Często słyszymy o przypadkach wyłudzeń metodami na wnuczka, policjanta, czy pracownika banku. Zwykle dotyczą one osób prywatnych. Tym razem ofiarą oszustów padła także placówka publiczna - Powiatowy Środowiskowy Dom Pomocy Społecznej działający w Górze Puławskiej. Jej kilkunastu pracowników, w tym pielęgniarki, terapeuci i fizjoterapeuci pracujący na co dzień z osobami niepełnosprawnymi, w tym miesiącu na wypłatę wynagrodzeń będą musieli zaczekać trochę dłużej.
Konto ośrodka w zeszłym tygodniu zostało wyczyszczone do zera po tym, jak wracająca z urlopu p.o. dyrektora ŚDPS, Anna Szarpak, dała się podejść oszustom.
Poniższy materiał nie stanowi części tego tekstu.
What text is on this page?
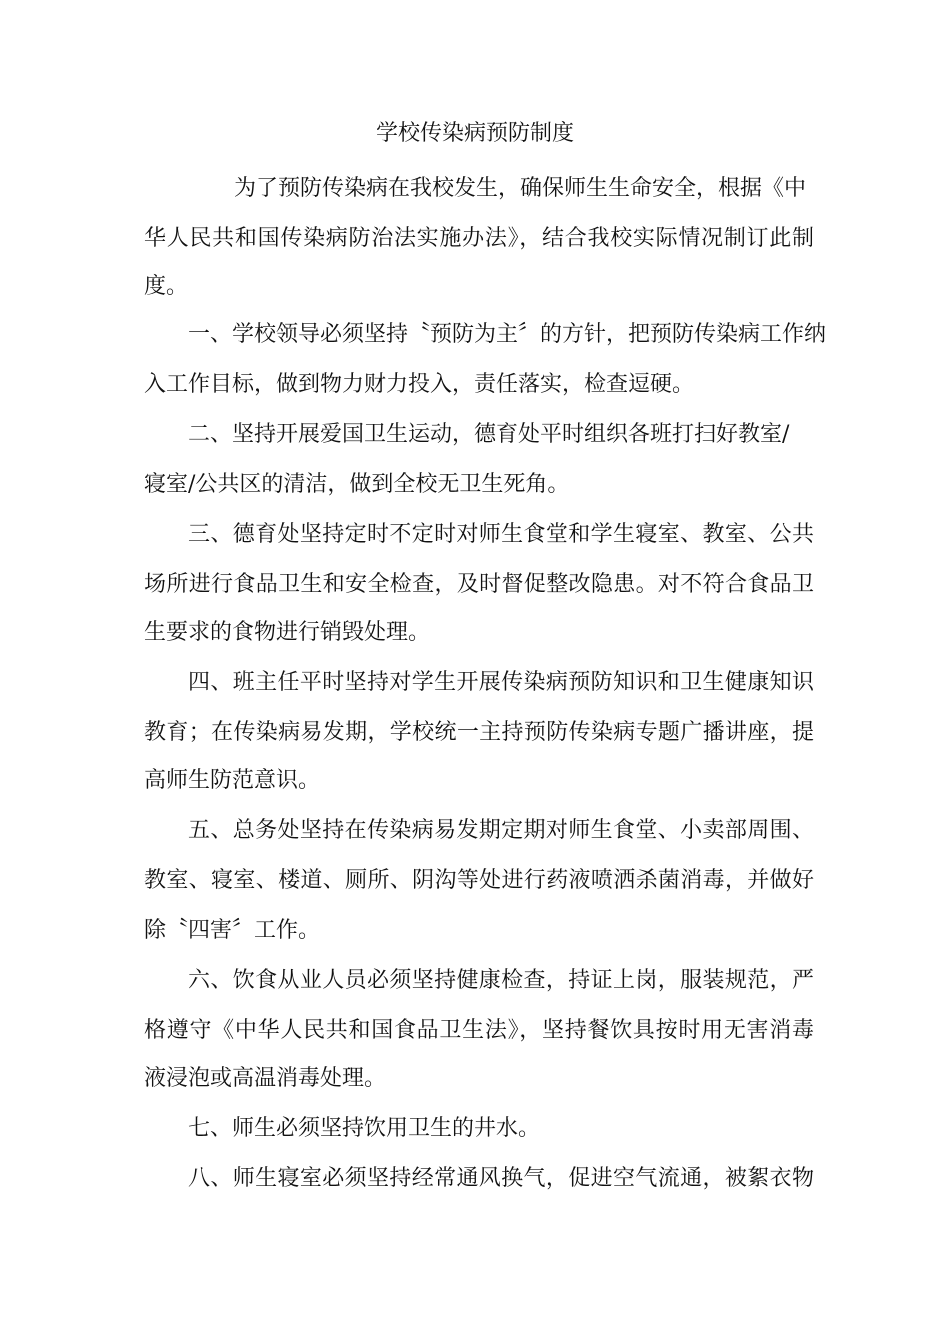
学校传染病预防制度
为了预防传染病在我校发生，确保师生生命安全，根据《中
华人民共和国传染病防治法实施办法》，结合我校实际情况制订此制
度。
一、学校领导必须坚持〝预防为主〞的方针，把预防传染病工作纳
入工作目标，做到物力财力投入，责任落实，检查逗硬。
二、坚持开展爱国卫生运动，德育处平时组织各班打扫好教室/
寝室/公共区的清洁，做到全校无卫生死角。
三、德育处坚持定时不定时对师生食堂和学生寝室、教室、公共
场所进行食品卫生和安全检查，及时督促整改隐患。对不符合食品卫
生要求的食物进行销毁处理。
四、班主任平时坚持对学生开展传染病预防知识和卫生健康知识
教育；在传染病易发期，学校统一主持预防传染病专题广播讲座，提
高师生防范意识。
五、总务处坚持在传染病易发期定期对师生食堂、小卖部周围、
教室、寝室、楼道、厕所、阴沟等处进行药液喷洒杀菌消毒，并做好
除〝四害〞工作。
六、饮食从业人员必须坚持健康检查，持证上岗，服装规范，严
格遵守《中华人民共和国食品卫生法》，坚持餐饮具按时用无害消毒
液浸泡或高温消毒处理。
七、师生必须坚持饮用卫生的井水。
八、师生寝室必须坚持经常通风换气，促进空气流通，被絮衣物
Z naszych ustaleń wynika, że osoba podająca się za pracownika banku telefonicznie skłoniła szefową placówki do zainstalowania na firmowym komputerze oraz swoim telefonie komórkowym niebezpiecznego oprogramowania. Jej celem było uzyskanie kontroli nad urządzeniami. Plan oszustów powiódł się w stu procentach. Z konta domu pomocy zniknęły wszystkie środki, cała dotacja przyznana na jego funkcjonowanie przez wojewodę lubelskiego - 150 tys. zł. To nie wszystko. Złodzieje ograbili również prywatne konto pani dyrektor przelewajac sobie z niego pięciocyfrową sumę.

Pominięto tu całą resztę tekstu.